Abstracts

A Black-Scholes equation for illiquid markets
Carlos Oliveira (CEMAT and Instituto Superior Técnico, Portugal)
Joint work with Manuel Guerra

Thursday June 5, 11:00-11:30 | session P5 | Poster session | room lobby

Perfect liquidity of risky assets is a strong assumption in the Black-Scholes model. Several authors proposed alternative models accounting for imperfect liquidity. One such model was proposed and extensively discussed by Schönbucher and Wilmott (2000).
In the present contribution, we argue that the definition of self-financed strategy used in that paper does not take into full account the effects of imperfect liquidity introduced in the model. We propose one alternative formulation and discuss some properties of the resulting price process.
We use the modified model to discuss the effect of collective behaviour by a large number of small hedgers.
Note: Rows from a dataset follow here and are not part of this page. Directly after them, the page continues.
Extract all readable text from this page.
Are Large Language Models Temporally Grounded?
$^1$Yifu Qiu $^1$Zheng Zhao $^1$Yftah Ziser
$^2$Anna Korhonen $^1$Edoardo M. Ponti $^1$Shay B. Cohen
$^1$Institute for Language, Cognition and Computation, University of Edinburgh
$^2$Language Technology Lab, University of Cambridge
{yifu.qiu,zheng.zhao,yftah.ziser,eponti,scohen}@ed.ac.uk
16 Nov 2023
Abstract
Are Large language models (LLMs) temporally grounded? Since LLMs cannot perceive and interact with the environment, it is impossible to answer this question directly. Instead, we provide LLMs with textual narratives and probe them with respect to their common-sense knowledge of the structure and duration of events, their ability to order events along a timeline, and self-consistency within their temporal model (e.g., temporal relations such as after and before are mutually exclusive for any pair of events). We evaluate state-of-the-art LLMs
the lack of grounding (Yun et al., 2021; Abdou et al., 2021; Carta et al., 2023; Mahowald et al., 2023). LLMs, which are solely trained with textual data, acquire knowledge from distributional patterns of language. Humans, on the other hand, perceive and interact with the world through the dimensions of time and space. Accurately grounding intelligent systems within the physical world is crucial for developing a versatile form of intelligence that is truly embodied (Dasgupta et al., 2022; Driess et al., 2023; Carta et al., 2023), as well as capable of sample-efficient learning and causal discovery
If a large number of small traders use similar strategies wrongly assuming perfect liquidity, then synchronized trading of large quantities may have a significant impact in the strategy outcome.
We show that in such circumstances, the expected outcome of the classical Black-Scholes hedging strategy for an European put option can diverge significantly from the perfect hedging obtained under perfect liquidity. The effect of illiquidity can be described by a nonlinear Black-Scholes equation having some very unusual features.